To create the modified VirScan tool for neurology research, Schubert said he and his colleagues downloaded the sequences of, essentially, all known viruses. They then generated fragments, removed redundancies, made the fragments into DNA, and then cloned all of the pieces into T7 bacteriophage and did phage display. Each phage then had "a viral piece on its head," he said, which was used as "bait" to pull out antibodies from the CSF samples.
Targeted DNA sequencing of the insert subsequently enabled identification and quantification of the viral pieces, and the generation of a fingerprint each patient's CSF immune history.
The nervous system is by and large a sterile site that does not harbor microbes the way the gut or respiratory system do, so CSF is an unusually clean sample type with respect to noise from other, benign, pathogens.
Once the enterovirus signal was discovered, researchers at the Chan Zuckerberg Biohub then made enterovirus protein to confirm the presence of antibodies using ELISA, Schubert said.
The study notes that an attempt was made to identify signatures specific to EV-A71 or EV-D68 using both VirScan and ELISA in blood samples but both assays yielded cross-reactivity in patients with known EV infections, and CSF from AFM cases was commonly enriched for antibodies targeting more than one EV species.
There had been a great urgency to uncover the cause of AFM. "People had tried for so long to find a virus," Schubert said, adding, "It turns out that looking for antibodies against the virus works much better than looking for the virus directly."
Indeed, the AFM data proved to be remarkably clear-cut. "We were all very excited – we all thought that the enteroviruses were responsible for this, so to have it staring right back like that was good to see," he said.
Schubert said the team was motivated in part by first-hand experience treating AFM patients — typically children who present to the hospital with sudden-onset limb weakness a few weeks after an upper-respiratory infection. "Most of us have taken care of patients or know people who have been affected by this," Schubert said, noting that one team member, a neurologist at UCSF, also has a child who had been afflicted with AFM.

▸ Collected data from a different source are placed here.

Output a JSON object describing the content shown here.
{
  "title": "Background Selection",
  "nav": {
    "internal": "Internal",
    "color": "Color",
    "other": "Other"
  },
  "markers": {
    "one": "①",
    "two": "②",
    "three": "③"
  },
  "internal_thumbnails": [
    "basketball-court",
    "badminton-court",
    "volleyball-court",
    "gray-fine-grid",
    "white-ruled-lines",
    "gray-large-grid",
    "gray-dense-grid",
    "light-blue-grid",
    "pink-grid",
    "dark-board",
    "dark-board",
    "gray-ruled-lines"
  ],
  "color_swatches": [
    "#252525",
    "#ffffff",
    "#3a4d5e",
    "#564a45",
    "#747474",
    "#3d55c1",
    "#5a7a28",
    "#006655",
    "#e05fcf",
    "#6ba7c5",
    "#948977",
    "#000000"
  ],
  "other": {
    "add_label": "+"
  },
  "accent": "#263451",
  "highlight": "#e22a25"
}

Whether VirScan could ever be used for diagnostic purposes remains to be seen. It will likely take more time to develop it beyond a research and discovery tool, but eventually an unbiased screen might be useful, Schubert said. He noted that the UCSF Center for Next-Gen Precision Diagnostics, which offers metagenomic sequencing for diagnostics, could be the type of lab that could bring VirScan on as a testing service. It might also be useful in the future for cases of viral meningitis or encephalitis cases — of which currently about half never have a causative agent identified — potentially helping to improve outcomes for patients.
In an email Elledge said that his group is also continuing to work on new applications for VirScan, for example exploring how the immune system is restructured upon infection with viruses such as measles. The group has also developed a method called T-Scan for discovery of T-cell epitopes, and VirScan has been extended to encephalitis by a former member of Elledge's lab who recently used it to uncover a chronic dengue infection in a patient whose progressive dementia and paralysis had been a mystery.
In terms of potential future diagnostics use, he also noted a method the group is currently working on called ParalleL Analysis of Translated ORFs, or PLATO, that combines in vitro display of full-length proteins with analysis by high-throughput DNA sequencing.